Answer is A. 50°
Given:
∠APB = 80°
Property 1: The tangent at a point on a circle is at right angles to the radius obtained by joining center and the point of tangency.
Property 2: Sum of all angles of a quadrilateral = 360°.

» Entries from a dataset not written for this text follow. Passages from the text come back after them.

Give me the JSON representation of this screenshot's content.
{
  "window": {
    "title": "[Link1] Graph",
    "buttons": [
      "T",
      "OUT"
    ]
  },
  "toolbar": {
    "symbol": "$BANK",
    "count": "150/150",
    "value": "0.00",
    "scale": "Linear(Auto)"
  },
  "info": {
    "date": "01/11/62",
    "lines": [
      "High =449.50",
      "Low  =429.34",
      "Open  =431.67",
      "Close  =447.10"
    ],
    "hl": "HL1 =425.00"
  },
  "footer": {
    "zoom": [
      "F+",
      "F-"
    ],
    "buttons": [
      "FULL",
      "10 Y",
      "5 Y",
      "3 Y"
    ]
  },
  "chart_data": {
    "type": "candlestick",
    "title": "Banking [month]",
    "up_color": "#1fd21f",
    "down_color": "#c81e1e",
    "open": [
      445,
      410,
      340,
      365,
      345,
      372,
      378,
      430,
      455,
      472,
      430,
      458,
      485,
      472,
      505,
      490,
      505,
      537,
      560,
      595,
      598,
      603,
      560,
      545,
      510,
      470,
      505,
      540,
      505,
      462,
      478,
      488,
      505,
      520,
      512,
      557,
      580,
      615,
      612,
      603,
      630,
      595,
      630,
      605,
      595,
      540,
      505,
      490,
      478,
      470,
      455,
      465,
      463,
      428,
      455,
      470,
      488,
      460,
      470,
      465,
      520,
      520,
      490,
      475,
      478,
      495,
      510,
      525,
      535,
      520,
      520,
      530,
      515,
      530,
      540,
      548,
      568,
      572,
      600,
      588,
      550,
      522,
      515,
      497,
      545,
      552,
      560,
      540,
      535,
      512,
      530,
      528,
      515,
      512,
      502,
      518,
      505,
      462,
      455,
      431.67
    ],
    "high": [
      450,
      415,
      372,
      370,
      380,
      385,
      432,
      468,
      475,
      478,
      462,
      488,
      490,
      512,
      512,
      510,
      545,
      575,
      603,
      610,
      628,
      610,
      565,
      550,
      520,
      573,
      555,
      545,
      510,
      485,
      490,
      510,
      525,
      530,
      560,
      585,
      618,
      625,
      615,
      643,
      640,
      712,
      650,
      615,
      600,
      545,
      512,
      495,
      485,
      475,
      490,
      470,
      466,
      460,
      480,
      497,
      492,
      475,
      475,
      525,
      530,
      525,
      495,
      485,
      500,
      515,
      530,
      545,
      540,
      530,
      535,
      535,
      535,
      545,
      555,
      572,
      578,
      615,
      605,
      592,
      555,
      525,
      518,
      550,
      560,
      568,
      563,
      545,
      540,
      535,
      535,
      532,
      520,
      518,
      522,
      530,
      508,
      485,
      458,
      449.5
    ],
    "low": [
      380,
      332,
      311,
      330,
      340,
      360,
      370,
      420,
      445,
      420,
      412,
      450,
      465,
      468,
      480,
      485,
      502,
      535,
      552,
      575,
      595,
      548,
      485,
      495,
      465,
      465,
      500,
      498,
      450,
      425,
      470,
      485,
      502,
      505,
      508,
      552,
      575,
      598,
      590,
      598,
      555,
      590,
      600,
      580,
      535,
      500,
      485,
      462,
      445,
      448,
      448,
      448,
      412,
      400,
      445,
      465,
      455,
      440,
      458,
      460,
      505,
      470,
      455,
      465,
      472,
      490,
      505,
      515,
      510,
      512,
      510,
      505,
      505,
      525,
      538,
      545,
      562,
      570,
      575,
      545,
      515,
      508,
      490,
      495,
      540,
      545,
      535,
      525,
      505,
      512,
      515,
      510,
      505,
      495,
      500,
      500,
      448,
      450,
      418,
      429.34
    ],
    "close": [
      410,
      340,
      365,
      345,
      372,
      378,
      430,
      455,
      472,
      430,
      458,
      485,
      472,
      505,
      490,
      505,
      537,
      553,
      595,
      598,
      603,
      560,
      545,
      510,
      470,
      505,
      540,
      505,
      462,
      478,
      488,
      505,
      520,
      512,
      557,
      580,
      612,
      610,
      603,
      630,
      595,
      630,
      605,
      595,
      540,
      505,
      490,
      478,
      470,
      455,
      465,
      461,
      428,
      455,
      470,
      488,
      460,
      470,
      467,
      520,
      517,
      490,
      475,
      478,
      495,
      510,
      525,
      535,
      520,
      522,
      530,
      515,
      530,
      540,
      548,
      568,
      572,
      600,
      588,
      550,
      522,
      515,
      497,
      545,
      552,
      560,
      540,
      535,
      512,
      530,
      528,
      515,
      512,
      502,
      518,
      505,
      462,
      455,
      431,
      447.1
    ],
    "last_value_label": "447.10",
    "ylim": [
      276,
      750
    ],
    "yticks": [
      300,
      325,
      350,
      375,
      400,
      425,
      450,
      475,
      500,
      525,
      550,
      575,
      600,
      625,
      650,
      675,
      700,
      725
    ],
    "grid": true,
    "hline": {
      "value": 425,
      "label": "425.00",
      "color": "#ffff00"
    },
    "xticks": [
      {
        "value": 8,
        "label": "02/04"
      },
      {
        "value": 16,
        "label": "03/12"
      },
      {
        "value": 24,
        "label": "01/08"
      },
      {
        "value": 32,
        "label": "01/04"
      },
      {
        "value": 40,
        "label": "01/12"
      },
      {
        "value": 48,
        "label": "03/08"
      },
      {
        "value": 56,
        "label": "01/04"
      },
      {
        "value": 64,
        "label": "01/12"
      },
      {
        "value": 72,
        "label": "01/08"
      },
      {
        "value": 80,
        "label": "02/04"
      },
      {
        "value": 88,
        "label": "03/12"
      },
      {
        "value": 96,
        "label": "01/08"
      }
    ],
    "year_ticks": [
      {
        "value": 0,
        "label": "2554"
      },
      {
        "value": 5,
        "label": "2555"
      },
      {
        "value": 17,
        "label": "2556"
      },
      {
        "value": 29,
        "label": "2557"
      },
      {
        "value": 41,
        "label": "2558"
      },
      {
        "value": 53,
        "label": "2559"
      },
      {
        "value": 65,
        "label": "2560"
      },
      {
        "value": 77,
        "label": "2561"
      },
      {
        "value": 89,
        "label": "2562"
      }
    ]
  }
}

Property 3: If two tangents are drawn to a circle from one external point, then their tangent segments (lines joining the external point and the points of tangency on circle) are equal.
By property 1,
∠PAO = 90°
∠PBO = 90°
By property 2,
∠APB + ∠PAO + ∠PBO + ∠AOB = 360°
⇒ ∠AOB = 360° - ∠APB + ∠PAO + ∠PBO
⇒ ∠AOB = 360° - (80° + 90° + 90°)
⇒ ∠AOB = 360° - 260°
⇒ ∠AOB = 100°
Now, in ∆POA and ∆POB
OA = OB [∵ radius of circle]
PA = PB [By property 3 (tangent from P)]
OP = OP [∵ common]
∴ By SSS congruency
∆POA ≅ ∆POB
Hence, by CPCTC
∠POA = ∠POB
Now,
∠AOB = 100°
⇒ ∠POA + ∠POB = 100° [∵∠AOB = ∠POA + ∠POB]
⇒ ∠POA + ∠POA = 100° [∵∠POA = ∠POB]
⇒ 2∠POA = 100°
⇒ ∠POA = \(\frac{100^°}{2}\)
⇒ ∠POA = 50°
Hence, ∠POA = 50°